After a week of heavy fighting on the outskirts of the city, a government spokesman said that Isis resistance had weakened.
Some 90,000 civilians remained in the city at the start of the present assault, of whom 68,000 have fled, many of them over the past twenty-four hours since Isis reversed its previous policy of forbidding anybody to leave on pain of death.
Witnesses say that Isis was announcing by loudspeakers that everybody could leave. Two bridges over the Euphrates River were opened, allowing people to get away from the city centre.
But displacement camps have been overwhelmed. The former mayor of Fallujah before the Isis takeover, Issa al-Issawi, who now resides outside the city said: “We don’t know how to deal with this large number of civilians.”
The exodus of people from the city was also enabled by Isis fighters suddenly retreating from important checkpoints inside Fallujah witnesses told the Norwegian Refugee Council.
The nature of this retreat is important because it could mean that Isis leaders have decided not to risk suffering devastating casualties among their experienced fighters by resisting to the last man in the face of an attack backed by US-led airstrikes which was bound to win in the end.
Isis pursued similar tactics in Ramadi, Sinjar and Tikrit of using snipers, mines and booby traps but fading away at the last minute, often using elaborate networks of tunnels in which to hide and later escape.
Nevertheless, the capture of Fallujah by Iraqi government forces, though still continuing and incomplete, is the most serious defeat suffered by Isis in Iraq. Its loss is so significant because the city is close to Baghdad and it has an historic significance for Sunni Arabs.

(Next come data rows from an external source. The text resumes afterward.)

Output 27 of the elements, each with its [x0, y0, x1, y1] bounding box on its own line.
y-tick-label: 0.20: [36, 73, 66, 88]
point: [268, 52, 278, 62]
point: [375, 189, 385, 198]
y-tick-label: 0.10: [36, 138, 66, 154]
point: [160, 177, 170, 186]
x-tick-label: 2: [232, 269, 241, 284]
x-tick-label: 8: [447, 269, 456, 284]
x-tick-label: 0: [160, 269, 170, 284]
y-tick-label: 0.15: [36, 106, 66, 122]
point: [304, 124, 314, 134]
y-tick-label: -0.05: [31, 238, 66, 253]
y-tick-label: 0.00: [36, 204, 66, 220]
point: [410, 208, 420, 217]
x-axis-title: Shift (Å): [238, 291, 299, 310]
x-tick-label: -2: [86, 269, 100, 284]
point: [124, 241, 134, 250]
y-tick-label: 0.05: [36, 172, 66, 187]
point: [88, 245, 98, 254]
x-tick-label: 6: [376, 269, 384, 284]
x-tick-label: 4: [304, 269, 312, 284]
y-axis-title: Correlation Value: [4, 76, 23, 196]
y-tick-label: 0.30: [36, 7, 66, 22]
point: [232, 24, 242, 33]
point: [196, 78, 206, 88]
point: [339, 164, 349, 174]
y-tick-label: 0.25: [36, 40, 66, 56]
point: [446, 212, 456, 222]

The Sunni Arabs make up a fifth of Iraq’s 33 million population and their whole community is under pressure as their population centres are captured by the Iraqi security forces and Shia paramilitaries. Many people who once lived in Fallujah have fled to Iraqi Kurdistan because they cannot take refuge in Shia-dominated Baghdad where Shia often suspect displaced Sunni civilians of being Isis infiltrators.
It is unclear how badly Fallujah has been damaged by airstrikes and shellfire, but Ramadi, the capital of Anbar province, was 70 percent destroyed by artillery and bombing in the second half of last year at the end of which it was recaptured. Most of its population has yet to go home.
Human Rights organisations report that men from the city were confined in conditions so cramped that they could not lie down for days at a time.
Iraqi commanders say that Isis is at its last gasp, but this is an exaggeration and in other parts of Iraq it has been able to make limited counter-attacks, killing 24 policemen at Tuz Kharmatu south of Kirkuk.
Isis is likely to fight much harder for Mosul, which, with a population that once numbered two million, is by far the largest city held by Isis.